Speyer
Nachttaxi für Frauen: Eine erhellende Debatte im Rat Speyer
Am wenigsten Probleme mit dem Antrag hatten Irmgard Münch-Weinmann (Grüne) und Mike Oehlmann (FDP). Münch-Weinmann verlangte eine „interkommunale Aufweitung“ des Angebots.
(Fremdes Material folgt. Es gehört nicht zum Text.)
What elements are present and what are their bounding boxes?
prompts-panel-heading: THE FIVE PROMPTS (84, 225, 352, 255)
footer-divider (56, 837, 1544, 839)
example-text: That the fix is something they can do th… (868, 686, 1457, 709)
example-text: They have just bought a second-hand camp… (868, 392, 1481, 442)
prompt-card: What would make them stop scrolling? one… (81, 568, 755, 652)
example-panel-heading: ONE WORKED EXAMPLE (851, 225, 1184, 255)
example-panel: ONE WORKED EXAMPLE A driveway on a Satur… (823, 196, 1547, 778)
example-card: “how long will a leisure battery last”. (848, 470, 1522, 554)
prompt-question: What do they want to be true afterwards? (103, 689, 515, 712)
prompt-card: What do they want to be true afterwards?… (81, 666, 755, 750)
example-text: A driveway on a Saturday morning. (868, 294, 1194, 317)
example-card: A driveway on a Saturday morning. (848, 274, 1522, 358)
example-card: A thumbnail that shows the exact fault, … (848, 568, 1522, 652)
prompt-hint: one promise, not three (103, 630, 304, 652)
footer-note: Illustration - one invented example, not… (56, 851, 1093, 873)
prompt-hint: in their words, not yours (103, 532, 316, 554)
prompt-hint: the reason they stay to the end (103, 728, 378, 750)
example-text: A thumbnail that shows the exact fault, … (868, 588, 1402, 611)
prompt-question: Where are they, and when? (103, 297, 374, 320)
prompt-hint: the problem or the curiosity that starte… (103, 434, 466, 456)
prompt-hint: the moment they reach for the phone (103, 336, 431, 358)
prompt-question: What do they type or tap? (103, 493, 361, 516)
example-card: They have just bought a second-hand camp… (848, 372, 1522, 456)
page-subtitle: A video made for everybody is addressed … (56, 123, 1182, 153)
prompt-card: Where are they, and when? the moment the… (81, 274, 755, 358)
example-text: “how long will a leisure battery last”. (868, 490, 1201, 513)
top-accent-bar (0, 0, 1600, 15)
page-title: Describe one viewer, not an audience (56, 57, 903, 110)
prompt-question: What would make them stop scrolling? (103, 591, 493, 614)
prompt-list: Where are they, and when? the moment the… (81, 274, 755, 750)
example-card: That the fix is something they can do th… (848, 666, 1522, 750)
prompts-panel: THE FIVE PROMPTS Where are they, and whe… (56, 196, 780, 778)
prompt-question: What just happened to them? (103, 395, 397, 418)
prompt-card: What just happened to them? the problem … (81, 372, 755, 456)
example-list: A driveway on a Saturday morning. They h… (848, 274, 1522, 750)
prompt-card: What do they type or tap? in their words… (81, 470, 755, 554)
Auch die umliegenden Kommunen sollen damit bedient werden. „In die Halle 101 kommen auch Jugendliche aus den Verbandsgemeinden.“ Das Taxi sollte ab 14 Jahren nutzbar sein.
Präventiv arbeiten
Aurel Popescu (Die Linke) hatte Verständnis für den Antrag. „Wir müssen jedoch präventiv denken“, forderte er und verwies darauf, dass es ein „unbestimmtes Unsicherheitsgefühl“ bei Menschen in Speyer durchaus gebe, aber auch, dass sich immer öfter Menschen ein normales Taxi nicht mehr leisten können. Es gehe aber mit dem Angebot auch um die Sicherstellung der Teilnahme am gesellschaftlichen und kulturellen Leben in der Stadt. Fakt sei zudem, dass ab 22.30 Uhr in Speyer der ÖPNV eingestellt sei. Er verlangte im Zuge der bald anstehenden Neuvergabe der Linienbündel einen Ausbau des Angebots sowie dessen kostenfreie Nutzung.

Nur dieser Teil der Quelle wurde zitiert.